Name: Abigail (Backstrom) Yeager
Program, year: Ford Scholar, class of 2003
Undergrad school: BA, Business, CSU Chico
Grad school: MBA, CSU Chico
After graduation, I started working in Redding at Owens Healthcare; for 3 years I worked as a Project Manager and Executive Assistant for the Vice President/Marketing Director. During that time I married my now husband in July of 2010, Craig and we started a family. We have two boys, Hayden (now 5 years) and Cody (almost 3 years). In 2012, I resigned from Owens Healthcare to stay at home with my first child. At the end of 2012 my family moved home to Happy Camp, CA. Craig was born and raised in Happy Camp and although I had visited my grandparents in Happy Camp during my childhood, I only lived there for 2.5 years during high school; since then it has always felt like home to me. Professionally, I have contracted as a consultant with the Karuk Tribe on two projects in 2014 and 2015. Personally, I have been the Vice President of the Happy Camp Coordinating Council since 2013, a nonprofit that plans and organizes an annual 3-day event in Happy Camp called Bigfoot Jamboree over Labor Day Weekend. In 2015-16 I was the secretary for the Karuk Tribal Head Start Policy Council.
I am the Executive Director for Happy Camp Community Action, Inc., a 501c3 dedicated to youth, community and economic development in Happy Camp. In 2016, our nonprofit started the first certified Farmers Market in Happy Camp, California. Our 10 week market ran on Thursdays from July – September. The market was authorized to accept SNAP EBT benefits, WIC checks and Senior FMNP checks. We are now a Market Match partner with the Ecology Center, beginning July 1st, 2017 we can double up on SNAP EBT purchases. We are also working to reopen a 5,000 sq. foot building as Happy Camp’s first “Community Center”; we are planning to renovate it to include the Happy Camp Library and continue our current services, like First 5 Siskiyou and safety-net provider contracts with the county while also stepping into other areas of community need such as economic development (Farmers Market), seniors programs focused on aging in place, and a community garden program that is integrated with the schools (Head Start, Elementary and High School).

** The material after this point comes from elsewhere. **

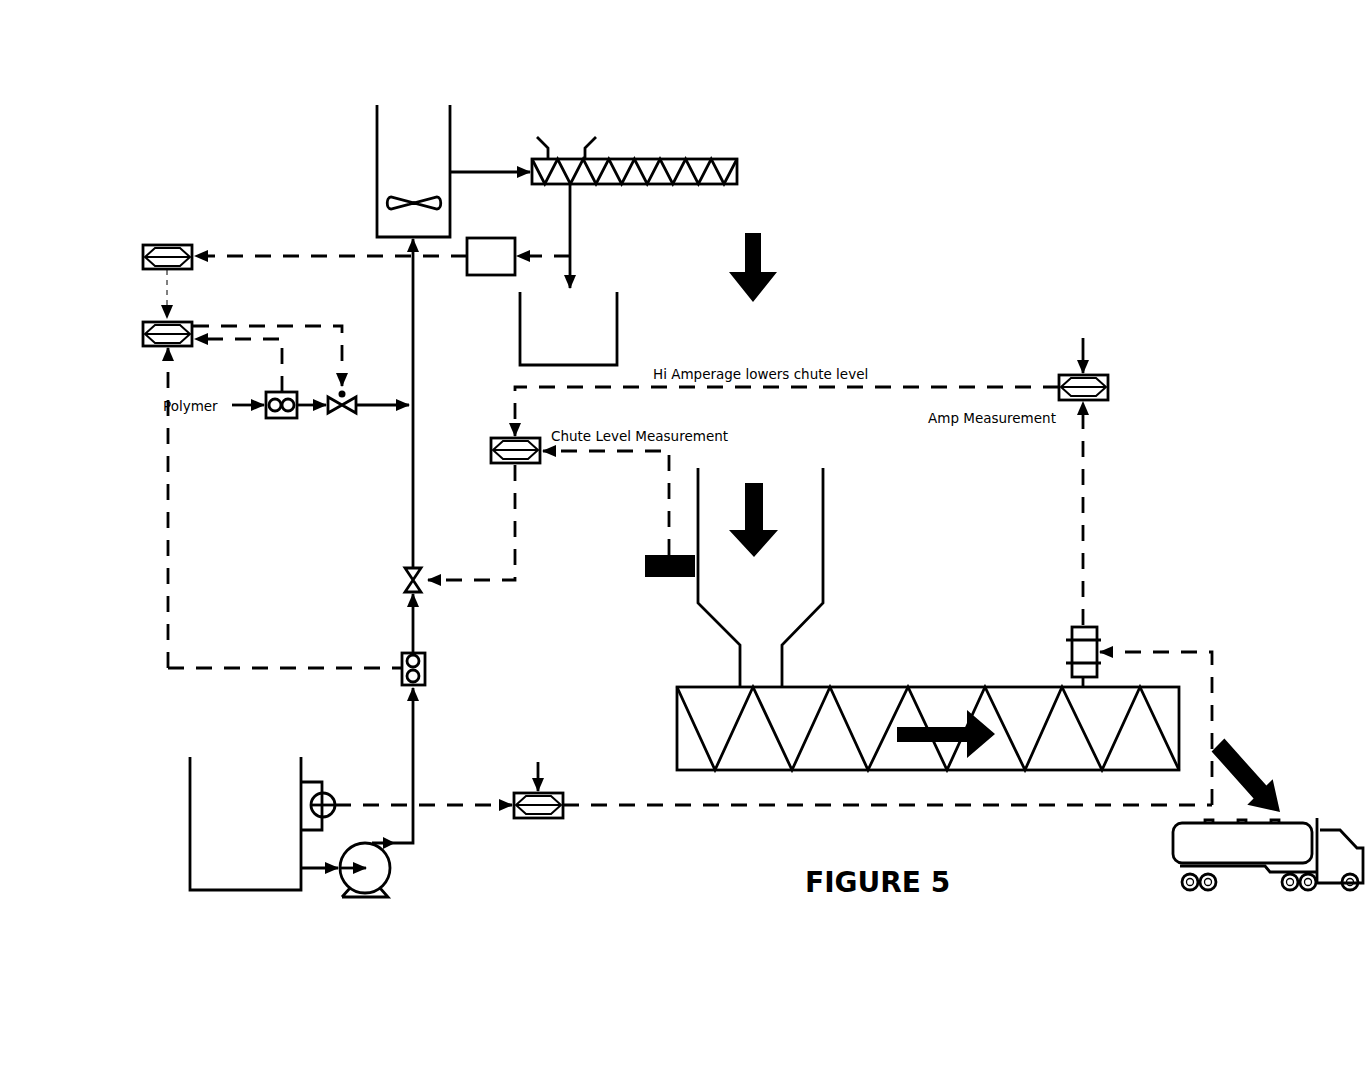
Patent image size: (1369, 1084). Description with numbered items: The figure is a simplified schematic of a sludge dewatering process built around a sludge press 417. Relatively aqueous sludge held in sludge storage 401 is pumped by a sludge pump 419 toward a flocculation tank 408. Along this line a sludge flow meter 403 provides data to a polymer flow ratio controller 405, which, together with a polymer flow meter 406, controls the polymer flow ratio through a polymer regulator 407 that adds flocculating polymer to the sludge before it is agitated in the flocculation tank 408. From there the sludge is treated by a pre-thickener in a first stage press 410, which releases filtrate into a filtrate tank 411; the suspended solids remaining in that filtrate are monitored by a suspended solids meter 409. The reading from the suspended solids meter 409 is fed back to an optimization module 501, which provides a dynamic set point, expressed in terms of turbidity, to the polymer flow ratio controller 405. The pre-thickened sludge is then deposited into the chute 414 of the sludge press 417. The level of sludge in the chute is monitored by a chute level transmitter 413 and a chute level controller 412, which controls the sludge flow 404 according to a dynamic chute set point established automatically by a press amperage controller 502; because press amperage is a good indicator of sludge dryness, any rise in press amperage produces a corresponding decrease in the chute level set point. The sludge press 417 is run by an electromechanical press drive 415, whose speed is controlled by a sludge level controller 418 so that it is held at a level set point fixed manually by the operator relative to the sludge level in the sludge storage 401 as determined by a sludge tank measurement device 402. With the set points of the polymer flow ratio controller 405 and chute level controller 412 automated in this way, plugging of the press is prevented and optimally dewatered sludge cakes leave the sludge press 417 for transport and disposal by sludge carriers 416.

Happy Camp is a wonderful place to live and raise children but it is a struggling, rural community. When logging ended in the late 90’s, the industry wasn’t replace with anything sustainable and the community has suffered from the lack of jobs. The people who live here love Happy Camp and support their community in any way they can. More than anything I want to make a lasting difference here, no matter how big or small. My biggest dream is to bring sustainable jobs back to Happy Camp.
My husband and I started a garden on our property in 2015 and in 2016 the growing garden inspired me to start a certified Farmers Market in Happy Camp to sell my surplus (as I hate waste). I had no idea how that one decision would affect my community in such a positive way. We started small but during the course of the market, 4 community members approached us, wanting to find out how to join the market as either a farm or value-added vendor. We provided them with the information and they certified their farm operation and joined the Happy Camp Farmers Market. All of those vendors are eager to participate in the 2017 market season.